Leadership decapitation is not a new concept. There have been numerous group leaders that have been taken out by raids or strikes. The results can vary. For example, when the leader of the Liberation Tigers of Tamil Eelam (LTTE – Tamil Tigers) Velupillai Prabhakaran was killed in Sri Lanka in 2009, it ended the longstanding terrorism campaign by the group shortly after his death. In 2011, when Osama bin Laden was killed, it dealt Al Qaeda with a significant emotional blow. His successor Ayman al Zawahiri has not been as charismatic or vocal and the group has been somewhat stagnant. Just because there is a decapitation strike does not mean the group will collapse.

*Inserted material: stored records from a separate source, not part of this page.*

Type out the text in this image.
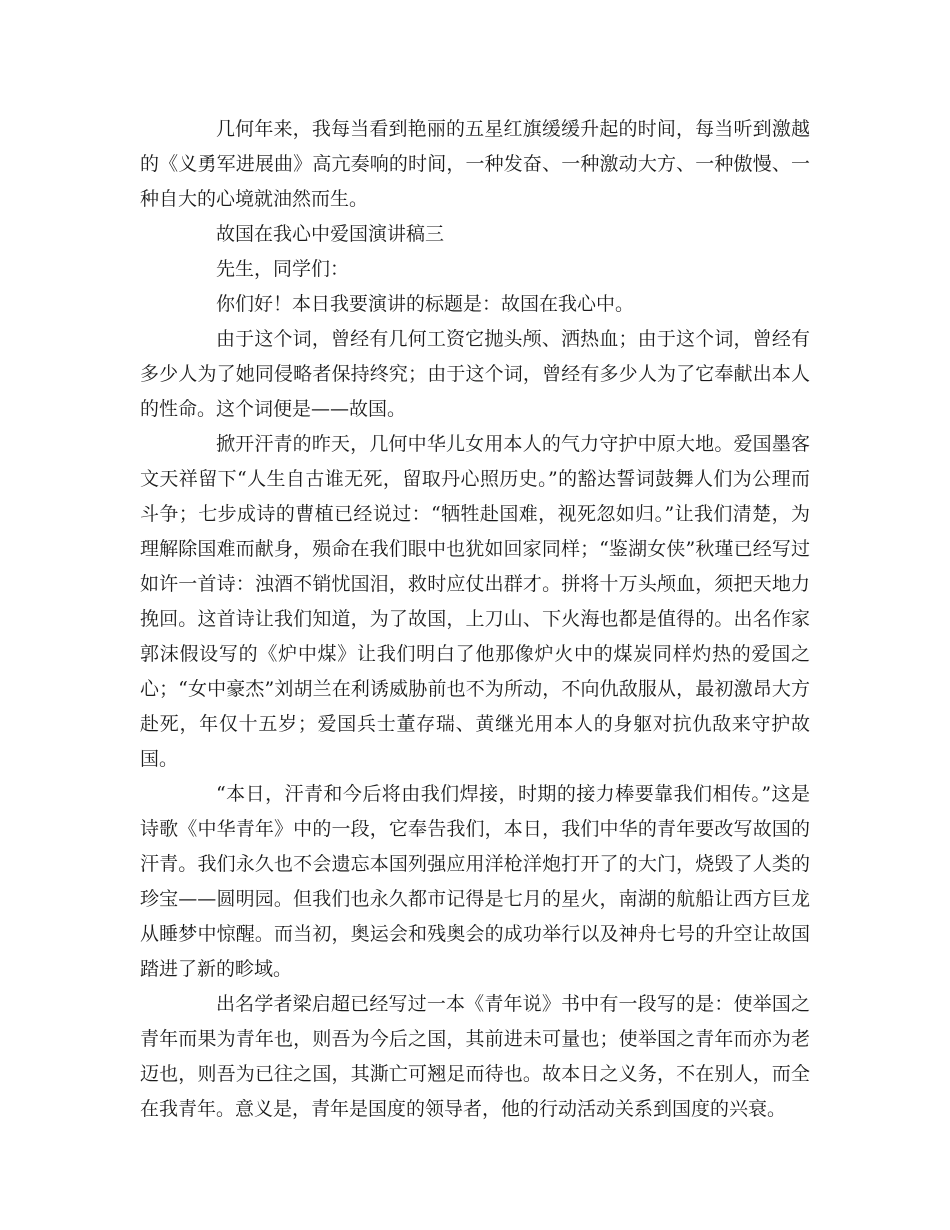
几何年来，我每当看到艳丽的五星红旗缓缓升起的时间，每当听到激越的《义勇军进展曲》高亢奏响的时间，一种发奋、一种激动大方、一种傲慢、一种自大的心境就油然而生。

故国在我心中爱国演讲稿三

先生，同学们：

你们好！本日我要演讲的标题是：故国在我心中。

由于这个词，曾经有几何工资它抛头颅、洒热血；由于这个词，曾经有多少人为了她同侵略者保持终究；由于这个词，曾经有多少人为了它奉献出本人的性命。这个词便是——故国。

掀开汗青的昨天，几何中华儿女用本人的气力守护中原大地。爱国墨客文天祥留下“人生自古谁无死，留取丹心照历史。”的豁达誓词鼓舞人们为公理而斗争；七步成诗的曹植已经说过：“牺牲赴国难，视死忽如归。”让我们清楚，为理解除国难而献身，殒命在我们眼中也犹如回家同样；“鉴湖女侠”秋瑾已经写过如许一首诗：浊酒不销忧国泪，救时应仗出群才。拼将十万头颅血，须把天地力挽回。这首诗让我们知道，为了故国，上刀山、下火海也都是值得的。出名作家郭沫假设写的《炉中煤》让我们明白了他那像炉火中的煤炭同样灼热的爱国之心；“女中豪杰”刘胡兰在利诱威胁前也不为所动，不向仇敌服从，最初激昂大方赴死，年仅十五岁；爱国兵士董存瑞、黄继光用本人的身躯对抗仇敌来守护故国。

“本日，汗青和今后将由我们焊接，时期的接力棒要靠我们相传。”这是诗歌《中华青年》中的一段，它奉告我们，本日，我们中华的青年要改写故国的汗青。我们永久也不会遗忘本国列强应用洋枪洋炮打开了的大门，烧毁了人类的珍宝——圆明园。但我们也永久都市记得是七月的星火，南湖的航船让西方巨龙从睡梦中惊醒。而当初，奥运会和残奥会的成功举行以及神舟七号的升空让故国踏进了新的畛域。

出名学者梁启超已经写过一本《青年说》书中有一段写的是：使举国之青年而果为青年也，则吾为今后之国，其前进未可量也；使举国之青年而亦为老迈也，则吾为已往之国，其澌亡可翘足而待也。故本日之义务，不在别人，而全在我青年。意义是，青年是国度的领导者，他的行动活动关系到国度的兴衰。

In 2010 when Abu Bakr al Baghdadi’s predecessor was killed, the group was devastated, but through al Baghdadi’s command they flourished and grew.
Research on decapitation strikes has shown that the size of the group, the group’s age, and the organizational type of the group are important in determining the effectiveness of such a strike (Jordan, 2009). The larger the group, and the longer it has sustained, the less likely it is that they will cease operations because of a decapitation strike (Jordan, 2009). Also, religious groups are highly resistant to decapitation strikes (Jordan, 2009).
Although the Islamic State has recently been targeted and quieted, the latest actions in Syria may leave the door open for their resurgence. Turkey’s military strikes against the Kurds in Syria may have a negative impact on the fight against the Islamic State. Another factor to consider is the Islamic State’s use of social media and magazines they have published. The Islamic State was prolific in their use of social media, and had several magazines, such as Rumiyah and Dabiq, which were published in numerous languages including English. This allowed supporters, who were not able to battle on the front lines, to follow and help sustain the group. There have been numerous attacks all over the world that have been ISIS-inspired but not necessarily directed by the group. It is easy to kill a person, but much harder to kill an idea or ideology.